Even once a profile is set up, there are key moments that almost every online dater experiences. Great moments to dig into practicing both optimism and grit. Getting over that initial step and setting up an online profile. The first “like” or “text” or “message” to someone you find interesting. The first response (and the first lack of response to what I thought was a well crafted thoughtful inquiry). Then comes the first in person date. Aka “The job interview”. My first couple of dates flat-out freaked me out. Again, I’ve been in committed relationships for the last three decades. I’ve had to rebuild my flirting skills and get over the weirdness of having coffee with someone I don’t know. I met some nice and interesting people, but there was no chemistry. In a way, it is even harder to be online when you realize that there are so many accomplished, genuine people out there looking for a partner. And that it won’t work with any of them because of a lack of chemistry.

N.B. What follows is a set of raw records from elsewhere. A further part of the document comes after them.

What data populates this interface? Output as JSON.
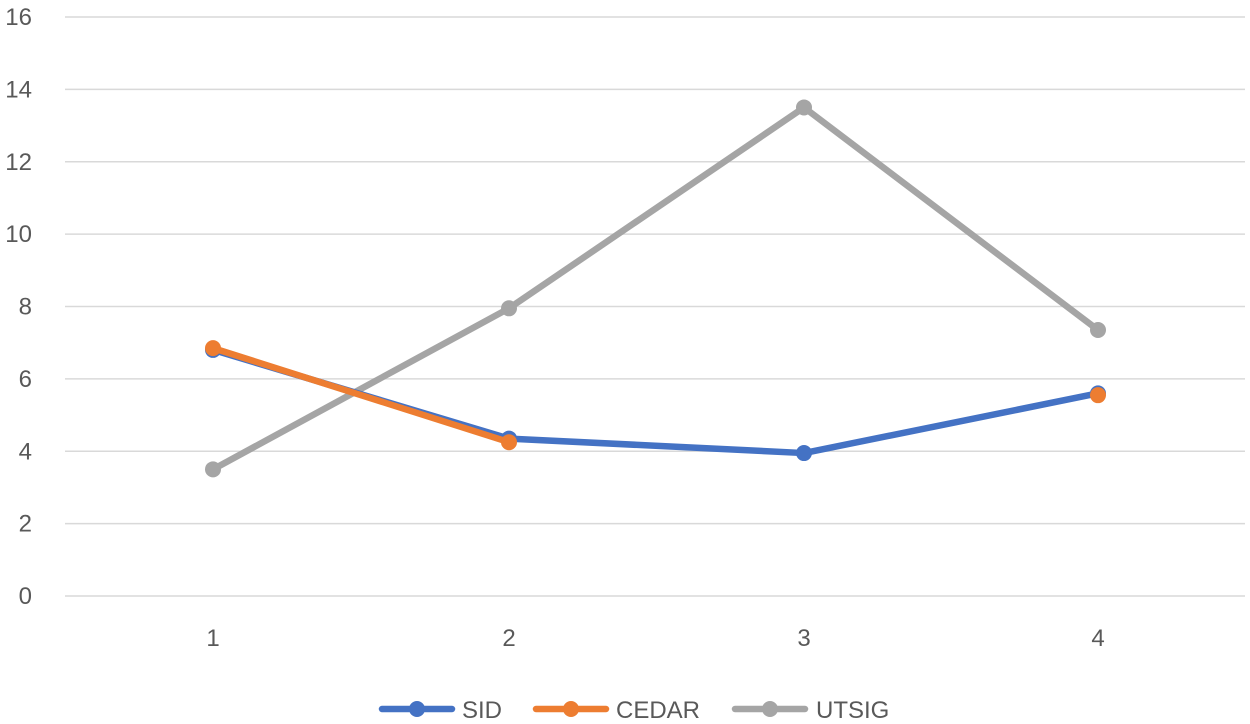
{
  "chart_data": {
    "type": "line",
    "title": "",
    "xlabel": "",
    "ylabel": "",
    "categories": [
      "1",
      "2",
      "3",
      "4"
    ],
    "ylim": [
      0,
      16
    ],
    "yticks": [
      "0",
      "2",
      "4",
      "6",
      "8",
      "10",
      "12",
      "14",
      "16"
    ],
    "grid": true,
    "legend_position": "bottom",
    "series": [
      {
        "name": "SID",
        "color": "#4472c4",
        "values": [
          6.8,
          4.35,
          3.95,
          5.6
        ]
      },
      {
        "name": "CEDAR",
        "color": "#ed7d31",
        "values": [
          6.85,
          4.25,
          null,
          5.55
        ]
      },
      {
        "name": "UTSIG",
        "color": "#a5a5a5",
        "values": [
          3.5,
          7.95,
          13.5,
          7.35
        ]
      }
    ]
  }
}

Then came the unexpected “ghostings”. When using an online app, it is easy to cut off communication. I had at least two perfectly nice men ask me out and then cut off the connection prior to arranging the final details. Luckily, I’ve been working on Agile Best Self principles and concepts for a while, so I realized quickly this was a good thing. If it wasn’t a Hell Yes for them, it should be a Hell No for me. Being ghosted is the clearest Hell No a dater can get. Yes, it is a bit abrupt, but in the long run, it frees up my time to find the person I want to spend time with. Who wants to be in a romantic relationship with someone who decides to click on a button instead of having the communication skills say: “I enjoyed meeting you, but I’m not feeling the chemistry.”? Hell No.

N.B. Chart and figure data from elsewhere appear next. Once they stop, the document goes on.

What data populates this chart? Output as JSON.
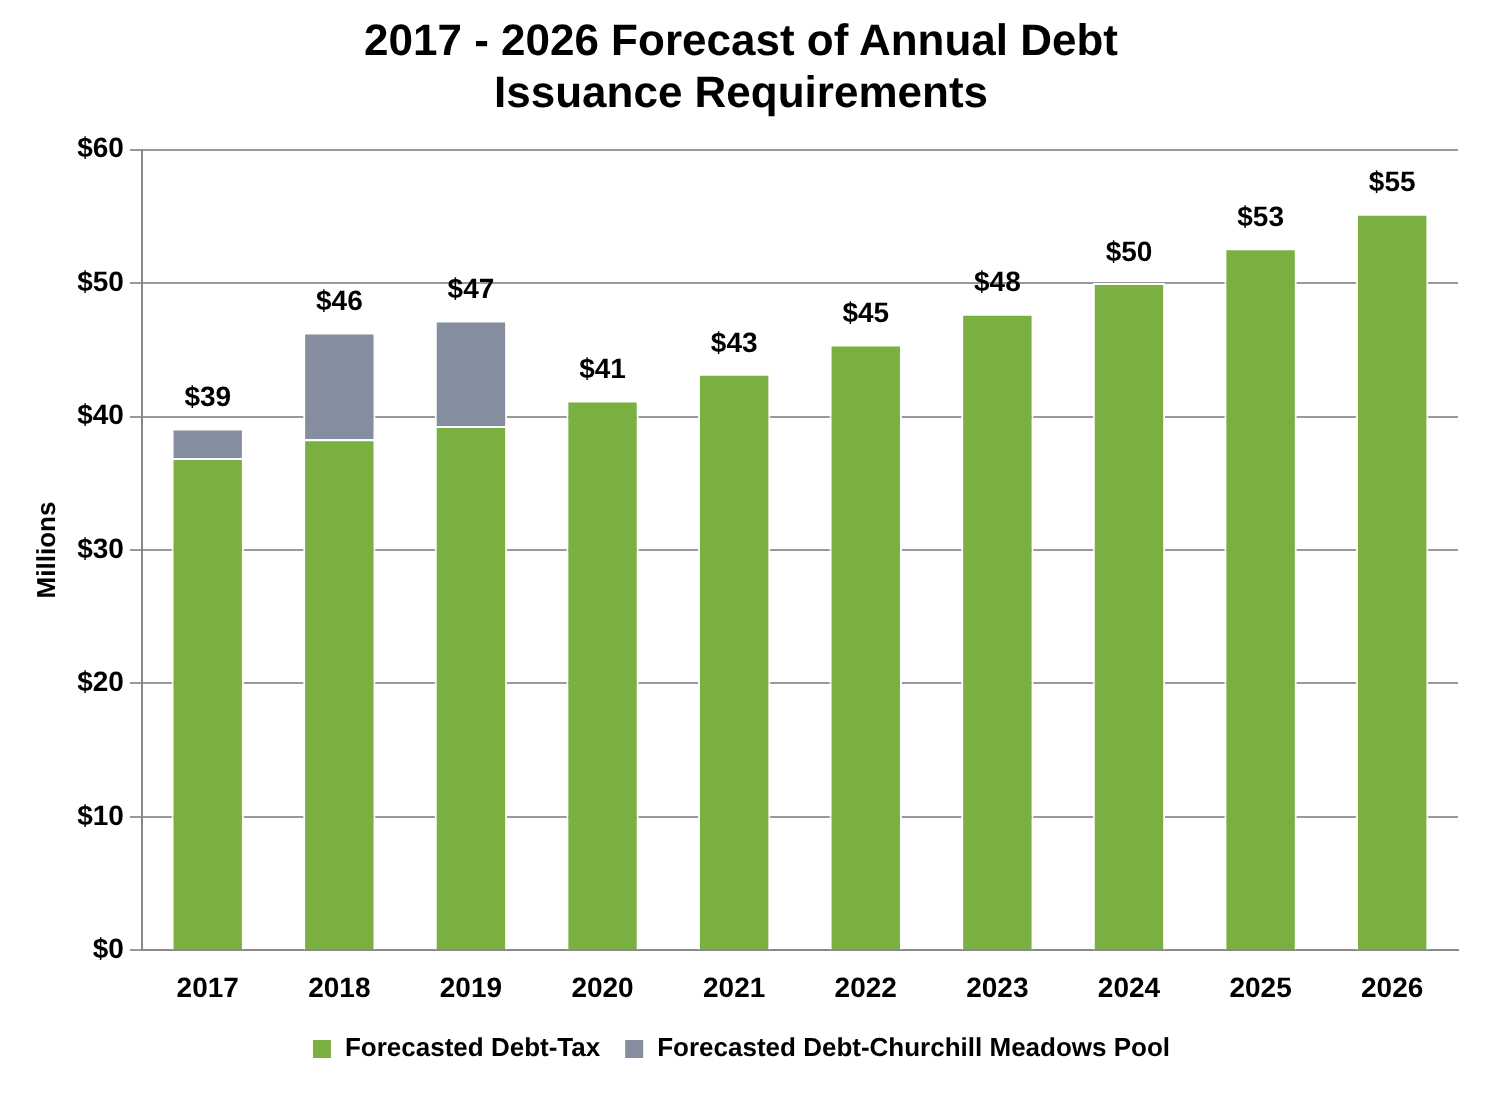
{
  "chart_data": {
    "type": "bar",
    "title": "2017 - 2026 Forecast of Annual Debt Issuance Requirements",
    "ylabel": "Millions",
    "categories": [
      "2017",
      "2018",
      "2019",
      "2020",
      "2021",
      "2022",
      "2023",
      "2024",
      "2025",
      "2026"
    ],
    "stacked": true,
    "series": [
      {
        "name": "Forecasted Debt-Tax",
        "color": "#7aaf42",
        "values": [
          36.9,
          38.3,
          39.3,
          41.2,
          43.2,
          45.4,
          47.7,
          50.0,
          52.6,
          55.2
        ]
      },
      {
        "name": "Forecasted Debt-Churchill Meadows Pool",
        "color": "#848e9e",
        "values": [
          2.2,
          8.0,
          7.9,
          null,
          null,
          null,
          null,
          null,
          null,
          null
        ]
      }
    ],
    "totals": [
      "$39",
      "$46",
      "$47",
      "$41",
      "$43",
      "$45",
      "$48",
      "$50",
      "$53",
      "$55"
    ],
    "ylim": [
      0,
      60
    ],
    "yticks": [
      {
        "value": 0,
        "label": "$0"
      },
      {
        "value": 10,
        "label": "$10"
      },
      {
        "value": 20,
        "label": "$20"
      },
      {
        "value": 30,
        "label": "$30"
      },
      {
        "value": 40,
        "label": "$40"
      },
      {
        "value": 50,
        "label": "$50"
      },
      {
        "value": 60,
        "label": "$60"
      }
    ],
    "grid": "y",
    "legend": "bottom"
  }
}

I have not found that special someone yet (and this is not a call for my like-hearted community to set me up with their friends), but I have learned from each interaction. For example, if the tone is off and creepy in the first interaction, someone does not deserve a second chance. Second, there many great people out there. I have learned so much about other professions, hobbies and lives. Third, I am more resilient than I think. Most interactions are not about me, the interactions are about where the other person is in his life. Fourth, the better I get at this process, the better I am at figuring out what I need and want. It is easier for me to identify my own “Hell Yes” moments that help determine if the process should move forward from texting, to a phone call to first date to second date. I’m optimistic it will happen.

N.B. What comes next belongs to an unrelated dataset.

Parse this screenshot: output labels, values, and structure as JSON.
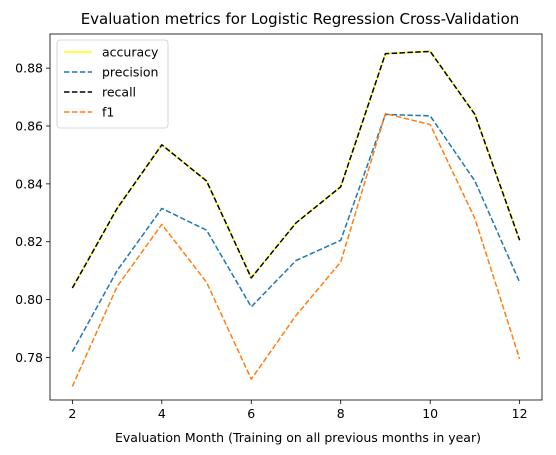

I believe that hard work and persistence will bring results. I believe that I can find what I want. And I still believe in optimism:


1.hopefulness and confidence about the future or the successful outcome of something.”the talks had been amicable and there were grounds for optimism”

So I still spend my mornings having dance parties with dogs; riding my fat tire bike; not getting upset when I get dumped; focusing on optimism and believing that persistence, consistency and taking care of myself will lead to the outcome I’m looking for: Finding a partner who believes in being his best self to enable me to be my best self.

Where do you want to hone your 2021 intention? Work? School? Parenting? Family interactions? I’d love to hear more.